I don't have a torque wrench that can handle that high a setting. On top of that, just unloosening the nut might tax my equipment. I could imagine a scenario where my socket wrench slips off, rounding off the nut and introducing a serious level of misery to the equation.

So I just replaced the brake pads. The rotor wasn't scored or discolored, so I just roughed it up with some  sandpaper. This worked out well for many miles and many years. Until the bushings wore to the point that my application of braking resulted a lot of clicking and clacking. Over time the discs warped to the point that it was quite noticeable. There wasn't any scraping of worn disc pads on metal, just the clacking and shuddering.

The alignment of the front end was also getting pretty bad. There was a constant pull to the left that had to be compensated for, which was not only tiring but rough on the tires and suspension. Usually alignment issues will result in the tire developing abnormal wear patterns which will require its replacement. However this didn't happen in my case.

If there is anything that makes your car feel like a tired piece of junk it's lack of smooth brake performance combined with poor alignment and tracking. 

Ah, driving a new car is so smooth. The steering is tight, it tracks like it's on rails and the brakes are as soft and smooth as velvet. My truck wasn't a Subaru, but it had finally lost that lovin' feeling!

Something had to be done. I knew that I wasn't going to be able to do the front brake job properly so I bit the bullet and took it down to my favorite mechanic at First Street Shell. Hui worked his magic and the velvet was back in the brake pedal. Yes, it was kind of expensive, but it is what it is. I'll save some money doing my own work in another area.

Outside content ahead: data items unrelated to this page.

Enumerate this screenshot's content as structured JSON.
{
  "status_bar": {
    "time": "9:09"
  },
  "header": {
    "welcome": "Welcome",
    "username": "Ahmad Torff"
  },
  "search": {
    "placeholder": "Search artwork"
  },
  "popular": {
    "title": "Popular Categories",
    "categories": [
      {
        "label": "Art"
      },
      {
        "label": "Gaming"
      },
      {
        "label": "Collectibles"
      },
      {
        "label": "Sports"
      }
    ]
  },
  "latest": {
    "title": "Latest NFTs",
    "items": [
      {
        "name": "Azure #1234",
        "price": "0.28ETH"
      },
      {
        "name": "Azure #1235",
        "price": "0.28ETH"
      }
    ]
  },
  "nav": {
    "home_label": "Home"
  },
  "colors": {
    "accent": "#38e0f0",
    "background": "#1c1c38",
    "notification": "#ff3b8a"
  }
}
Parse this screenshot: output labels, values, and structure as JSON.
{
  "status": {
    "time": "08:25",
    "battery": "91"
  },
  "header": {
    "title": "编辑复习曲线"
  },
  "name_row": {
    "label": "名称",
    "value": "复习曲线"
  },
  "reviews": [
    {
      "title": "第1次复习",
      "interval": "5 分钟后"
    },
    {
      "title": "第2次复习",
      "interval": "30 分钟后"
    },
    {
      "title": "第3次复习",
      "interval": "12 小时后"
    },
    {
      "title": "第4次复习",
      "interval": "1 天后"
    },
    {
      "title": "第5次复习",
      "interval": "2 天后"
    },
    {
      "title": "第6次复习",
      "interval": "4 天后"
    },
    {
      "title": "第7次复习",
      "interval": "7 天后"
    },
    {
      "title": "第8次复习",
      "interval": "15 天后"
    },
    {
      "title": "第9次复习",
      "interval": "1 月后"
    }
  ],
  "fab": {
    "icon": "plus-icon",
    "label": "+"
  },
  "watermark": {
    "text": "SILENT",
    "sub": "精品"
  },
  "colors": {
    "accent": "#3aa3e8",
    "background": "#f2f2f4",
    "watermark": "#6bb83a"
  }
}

Now to do something about the alignment. I took it to my local Wheel Works dealer. They had aligned my '96 Mustang after I replaced the lower control arms, and done a good job.

On the way home from the shop I could detect some improvement, but it was still pulling to the left. Hmm. Was the job done right? Were there some other problems with the front end components? If they had found something wrong I know that they would have informed me, and tried to get me to approve the repair, or at least issued a disclaimer that the alignment couldn't fix the issue. But they hadn't said a thing.

Maybe there was something wrong with the front tires themselves. I had once bought a couple of used front tires for my '96 Mustang and they had been terrible. They darted to the side over roadway imperfections and upon braking. The tire shop (not Calderons!) had been pretty sketchy too. They had damaged the rocker sill area with the sloppy positioning of their floor jacks. I didn't go back. I ended up buying a new set of tires from Wheel Works instead.

I had to figure out if it was tires that were the problem. I needed to switch them around and see if there was any improvement. I was thinking that the tires had taken a "set." My fighting the pull may have caused the cords in the carcass to warp over time. As a result the tire couldn't track straight. I remember that I had rolled that earlier set of used tires mentioned before, when I had them off the car, and they both veered sharply off to one side. I spent the rest of a long weekend mulling it over before I had the opportunity to rotate the wheels on the truck. Just straight from front to back. This did the trick. The truck now tracked straight ahead. Usually the tires are worn on the inside treads from poor alignment and I'll replace the tire before having it aligned. Because these tires hadn't worn out I had kept them where they were. They were now warped and couldn't track straight, even if they wanted to.

It is nice to have my truck drive like it did when it was new. It still needs new tires, but it can wait for a bit.